When Nadab and Abihu lifted their eyes at Sinai and beheld the glory of the God of Israel, they saw something no prophet had described before. Beneath the divine throne, serving as a footstool, lay a stone like sapphire. The Targum teaches that this was no ornament. It was a memorial.
The sapphire held the memory of Egypt. When the Egyptians forced the children of Israel to labor in clay and bricks, women trod the mud alongside their husbands. Among them walked a pregnant young woman, delicate and weary, who was beaten down into the clay until she miscarried. The suffering that drowned her child did not vanish. The angel Gabriel descended, gathered that clay, and formed a single brick from it. Then he ascended to the heavens and placed it as a footstool beneath the throne of the Lord of the world.

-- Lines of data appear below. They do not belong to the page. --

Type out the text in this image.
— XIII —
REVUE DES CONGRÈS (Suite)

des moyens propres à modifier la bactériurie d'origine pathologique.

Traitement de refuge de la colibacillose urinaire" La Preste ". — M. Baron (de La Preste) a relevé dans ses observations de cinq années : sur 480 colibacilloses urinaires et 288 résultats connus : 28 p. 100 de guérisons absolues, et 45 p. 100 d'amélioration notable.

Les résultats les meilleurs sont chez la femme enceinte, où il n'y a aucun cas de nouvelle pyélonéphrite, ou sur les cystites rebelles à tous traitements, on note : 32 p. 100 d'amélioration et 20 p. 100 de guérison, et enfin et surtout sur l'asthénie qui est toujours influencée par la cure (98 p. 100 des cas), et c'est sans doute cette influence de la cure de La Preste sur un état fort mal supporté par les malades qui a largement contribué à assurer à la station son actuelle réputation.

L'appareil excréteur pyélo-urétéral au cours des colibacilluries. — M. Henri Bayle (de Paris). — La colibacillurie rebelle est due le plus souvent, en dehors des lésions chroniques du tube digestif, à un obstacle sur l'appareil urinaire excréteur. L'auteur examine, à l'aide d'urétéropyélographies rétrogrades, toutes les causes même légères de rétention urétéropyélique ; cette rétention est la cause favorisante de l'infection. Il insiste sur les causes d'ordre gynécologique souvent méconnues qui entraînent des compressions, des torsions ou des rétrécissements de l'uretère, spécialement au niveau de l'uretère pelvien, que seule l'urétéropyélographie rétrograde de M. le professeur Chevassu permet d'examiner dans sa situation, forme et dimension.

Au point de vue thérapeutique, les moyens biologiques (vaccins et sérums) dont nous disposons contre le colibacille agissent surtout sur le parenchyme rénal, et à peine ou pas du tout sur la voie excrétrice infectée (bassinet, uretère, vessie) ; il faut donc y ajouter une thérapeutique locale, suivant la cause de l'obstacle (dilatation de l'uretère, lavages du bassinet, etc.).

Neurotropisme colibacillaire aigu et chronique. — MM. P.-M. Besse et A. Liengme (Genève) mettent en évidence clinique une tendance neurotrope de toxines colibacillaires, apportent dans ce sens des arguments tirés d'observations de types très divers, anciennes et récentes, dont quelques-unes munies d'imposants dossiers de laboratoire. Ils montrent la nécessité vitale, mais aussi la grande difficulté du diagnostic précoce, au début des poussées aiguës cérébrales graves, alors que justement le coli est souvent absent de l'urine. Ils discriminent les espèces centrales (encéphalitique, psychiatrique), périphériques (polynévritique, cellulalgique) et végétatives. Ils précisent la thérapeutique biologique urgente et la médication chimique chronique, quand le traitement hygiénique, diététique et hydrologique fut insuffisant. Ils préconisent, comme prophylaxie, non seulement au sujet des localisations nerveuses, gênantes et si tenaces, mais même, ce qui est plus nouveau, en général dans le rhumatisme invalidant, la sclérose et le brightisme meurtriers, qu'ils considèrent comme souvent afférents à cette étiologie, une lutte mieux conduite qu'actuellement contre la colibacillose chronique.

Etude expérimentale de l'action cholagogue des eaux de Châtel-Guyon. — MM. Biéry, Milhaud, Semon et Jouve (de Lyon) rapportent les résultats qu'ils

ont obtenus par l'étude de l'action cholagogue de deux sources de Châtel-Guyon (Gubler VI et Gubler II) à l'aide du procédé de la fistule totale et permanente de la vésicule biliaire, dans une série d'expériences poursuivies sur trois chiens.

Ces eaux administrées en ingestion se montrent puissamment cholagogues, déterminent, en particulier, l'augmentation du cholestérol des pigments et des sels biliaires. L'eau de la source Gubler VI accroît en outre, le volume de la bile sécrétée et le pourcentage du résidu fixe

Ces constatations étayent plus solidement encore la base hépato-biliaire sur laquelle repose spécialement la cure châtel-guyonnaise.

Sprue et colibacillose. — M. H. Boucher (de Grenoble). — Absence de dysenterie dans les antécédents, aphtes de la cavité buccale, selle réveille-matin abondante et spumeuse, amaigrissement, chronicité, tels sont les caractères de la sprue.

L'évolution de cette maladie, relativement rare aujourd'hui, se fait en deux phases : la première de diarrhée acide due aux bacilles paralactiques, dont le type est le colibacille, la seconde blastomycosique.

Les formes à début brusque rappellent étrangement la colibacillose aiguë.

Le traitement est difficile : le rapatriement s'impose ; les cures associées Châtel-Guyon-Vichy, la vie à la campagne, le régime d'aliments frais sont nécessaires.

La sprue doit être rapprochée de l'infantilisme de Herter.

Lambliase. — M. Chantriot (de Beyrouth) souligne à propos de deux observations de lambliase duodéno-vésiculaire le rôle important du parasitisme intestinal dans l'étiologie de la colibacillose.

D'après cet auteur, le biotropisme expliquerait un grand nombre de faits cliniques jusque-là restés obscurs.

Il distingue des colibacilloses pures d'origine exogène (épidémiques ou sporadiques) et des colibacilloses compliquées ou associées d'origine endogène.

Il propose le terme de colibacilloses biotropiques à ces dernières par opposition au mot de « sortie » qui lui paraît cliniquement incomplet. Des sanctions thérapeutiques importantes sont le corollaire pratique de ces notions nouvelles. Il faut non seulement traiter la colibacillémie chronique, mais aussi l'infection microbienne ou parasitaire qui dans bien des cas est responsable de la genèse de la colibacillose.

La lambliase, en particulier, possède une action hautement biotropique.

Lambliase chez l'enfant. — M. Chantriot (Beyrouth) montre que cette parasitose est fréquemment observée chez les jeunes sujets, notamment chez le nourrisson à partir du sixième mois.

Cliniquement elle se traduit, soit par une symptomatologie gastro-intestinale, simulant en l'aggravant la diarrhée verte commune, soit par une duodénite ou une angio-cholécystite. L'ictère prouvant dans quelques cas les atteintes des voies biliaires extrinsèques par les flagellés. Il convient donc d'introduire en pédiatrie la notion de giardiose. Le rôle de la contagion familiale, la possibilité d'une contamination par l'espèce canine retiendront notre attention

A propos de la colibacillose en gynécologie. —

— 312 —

The splendor of that brick, the Targum says, shone like a precious stone, radiant as the beauty of the clear heavens when no cloud obscures them. God had taken the worst day in Egypt and made it the nearest object to His feet.
This is the Shekhinah's logic. The Holy One does not forget the anonymous. A young woman whose name we will never know has her grief installed permanently at the base of the divine throne. Every time God is enthroned in vision, He rests His feet on Egypt's cruelty as a witness that will not be erased. Nadab and Abihu saw this and lived to eat and drink in its presence.
The memorial is not revenge. It is covenant memory. The God who brought Israel out of Egypt keeps the receipts, and He keeps them close enough to feel underfoot.